We use spring boot autoconfigure in our project (so that we dont have to manage versions, wonders of spring boot yeah).
It's not Spring Boot's auto-configuration that allows you to omit the versions, it's Spring Boot's dependency management. In the case of your sample project, it's being applied through dependency management plugin but you'd see the same behaviour if you used Gradle's platform support.
implementation("com.querydsl:querydsl-jpa")
It's to be expected that this does not get you the Jakarta version as you have told Gradle that you want the standard non-classified variant. You'd see the same behaviour with Maven if you declared the dependency without a classifier.

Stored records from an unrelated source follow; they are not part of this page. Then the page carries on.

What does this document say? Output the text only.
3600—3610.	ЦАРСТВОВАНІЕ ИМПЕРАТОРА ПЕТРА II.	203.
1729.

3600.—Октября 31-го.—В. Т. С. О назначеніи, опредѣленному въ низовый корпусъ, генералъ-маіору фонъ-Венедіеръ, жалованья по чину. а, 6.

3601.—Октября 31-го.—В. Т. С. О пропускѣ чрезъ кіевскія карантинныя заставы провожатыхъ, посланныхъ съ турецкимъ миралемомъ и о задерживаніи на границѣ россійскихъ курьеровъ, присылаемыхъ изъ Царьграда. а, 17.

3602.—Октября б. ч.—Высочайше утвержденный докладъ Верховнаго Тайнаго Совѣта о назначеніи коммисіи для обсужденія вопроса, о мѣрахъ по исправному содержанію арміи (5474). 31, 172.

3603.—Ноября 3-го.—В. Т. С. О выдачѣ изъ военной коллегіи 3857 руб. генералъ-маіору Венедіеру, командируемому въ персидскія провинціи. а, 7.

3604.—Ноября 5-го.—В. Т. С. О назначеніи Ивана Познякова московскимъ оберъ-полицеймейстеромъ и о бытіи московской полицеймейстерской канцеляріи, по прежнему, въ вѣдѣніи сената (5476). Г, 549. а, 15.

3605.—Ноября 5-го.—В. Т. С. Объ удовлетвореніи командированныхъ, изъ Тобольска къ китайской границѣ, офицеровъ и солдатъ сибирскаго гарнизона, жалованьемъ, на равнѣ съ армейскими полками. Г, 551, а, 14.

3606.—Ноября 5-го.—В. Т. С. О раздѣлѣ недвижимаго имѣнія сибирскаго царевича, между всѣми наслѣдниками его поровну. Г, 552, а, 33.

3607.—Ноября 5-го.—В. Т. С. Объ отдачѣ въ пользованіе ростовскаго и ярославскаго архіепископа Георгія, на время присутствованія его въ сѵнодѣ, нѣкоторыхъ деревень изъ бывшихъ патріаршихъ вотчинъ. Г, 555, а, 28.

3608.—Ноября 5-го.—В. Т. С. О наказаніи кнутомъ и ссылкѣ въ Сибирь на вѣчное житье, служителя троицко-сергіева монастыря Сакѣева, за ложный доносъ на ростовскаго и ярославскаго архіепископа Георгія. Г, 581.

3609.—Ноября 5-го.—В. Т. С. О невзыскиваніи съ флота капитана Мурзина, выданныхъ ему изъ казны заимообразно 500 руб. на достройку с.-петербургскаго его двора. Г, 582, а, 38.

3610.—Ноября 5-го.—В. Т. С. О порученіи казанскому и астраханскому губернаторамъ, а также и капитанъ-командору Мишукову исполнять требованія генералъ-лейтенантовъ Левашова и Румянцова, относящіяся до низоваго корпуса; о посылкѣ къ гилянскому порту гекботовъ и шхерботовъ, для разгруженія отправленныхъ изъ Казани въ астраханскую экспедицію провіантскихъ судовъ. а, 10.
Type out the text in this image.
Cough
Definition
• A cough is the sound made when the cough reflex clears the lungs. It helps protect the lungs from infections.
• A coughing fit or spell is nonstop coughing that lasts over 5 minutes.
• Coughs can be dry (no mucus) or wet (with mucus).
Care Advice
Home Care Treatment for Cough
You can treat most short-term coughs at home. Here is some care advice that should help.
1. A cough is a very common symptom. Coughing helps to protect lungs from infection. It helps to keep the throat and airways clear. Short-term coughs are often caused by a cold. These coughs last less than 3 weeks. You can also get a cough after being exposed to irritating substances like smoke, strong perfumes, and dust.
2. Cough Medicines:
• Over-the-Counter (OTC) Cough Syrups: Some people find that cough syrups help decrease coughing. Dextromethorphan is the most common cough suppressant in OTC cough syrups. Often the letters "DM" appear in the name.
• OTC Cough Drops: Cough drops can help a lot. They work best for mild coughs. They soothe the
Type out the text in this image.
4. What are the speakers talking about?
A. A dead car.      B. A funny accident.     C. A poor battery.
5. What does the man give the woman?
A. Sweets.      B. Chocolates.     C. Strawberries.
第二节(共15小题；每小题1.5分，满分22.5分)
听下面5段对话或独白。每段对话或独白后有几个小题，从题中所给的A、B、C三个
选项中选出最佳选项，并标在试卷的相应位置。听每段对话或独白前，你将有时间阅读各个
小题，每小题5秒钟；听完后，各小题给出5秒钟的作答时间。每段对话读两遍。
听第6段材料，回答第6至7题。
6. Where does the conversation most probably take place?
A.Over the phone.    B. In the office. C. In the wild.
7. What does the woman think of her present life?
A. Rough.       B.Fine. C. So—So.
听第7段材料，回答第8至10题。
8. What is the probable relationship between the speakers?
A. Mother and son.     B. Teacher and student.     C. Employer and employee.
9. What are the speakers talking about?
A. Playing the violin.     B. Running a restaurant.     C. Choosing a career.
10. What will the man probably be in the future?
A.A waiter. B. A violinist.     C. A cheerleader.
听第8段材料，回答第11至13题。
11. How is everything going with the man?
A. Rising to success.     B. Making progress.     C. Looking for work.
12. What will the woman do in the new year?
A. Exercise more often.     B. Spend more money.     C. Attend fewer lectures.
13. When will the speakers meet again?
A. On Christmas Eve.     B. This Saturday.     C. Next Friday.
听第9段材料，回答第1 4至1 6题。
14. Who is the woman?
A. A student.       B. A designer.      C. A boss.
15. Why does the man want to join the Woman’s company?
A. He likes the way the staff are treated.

Whether you're using the dependency management plugin or Gradle's platform support, you need to specify the classifier when declaring the dependency. The answers on Stack Overflow touch on this, but they're all more verbose than needed. You can use this syntax to declare a classifier while allowing the version to be controlled separately:
implementation("com.querydsl:querydsl-jpa::jakarta")
Note the ::
which omits the version, allowing it to be provided by either the dependency management plugin or a platform dependency. This capability is described in Gradle's documentation where it notes that "all properties, except name, are optional".
I was also referring to this dependency versions doc which doesnt mention the jakarta release of the thing
We wanted to include the classifier information in the documentation but, unfortunately, it wasn't possible to do so in a way that would be scalable and maintainable for the number of dependencies that Boot manages.
Given that Spring Boot itself doesn't do anything with querydsl-jpa, there isn't really a natural place in the documentation to mention the need for the classifier. I think it would be better to document it in Spring Data JPA's documentation where there's an existing section on QueryDSL. If you would like to see that happen, please open a Spring Data JPA issue.
from spring-boot.
Spring Boot itself doesn't do anything with
querydsl-jpa
and it isn't a dependency in Spring Boot's build.
This isn't completely accurate. It does define the querydsl-bom, which in turn defines querydsl-jpa without the jakarta classifier. This was last updated to 5.1 here as part of the Spring Boot 3.3.0 release.
This is actually causing us some very confusing pain. We were already manually defining 5.1.0:jakarta
since we upgraded Spring Boot from 2.7.11 to 3.0.6, and it worked great. But now that I'm trying to upgrade Spring Boot from 3.2.x to 3.3.x, I'm unable to get QueryDSL's JPAAnnotationProcessor to work. The versions + classifiers of the dependencies are all the same as before. Will try and create + commit a small reproducible app to demonstrate and open an issue for it.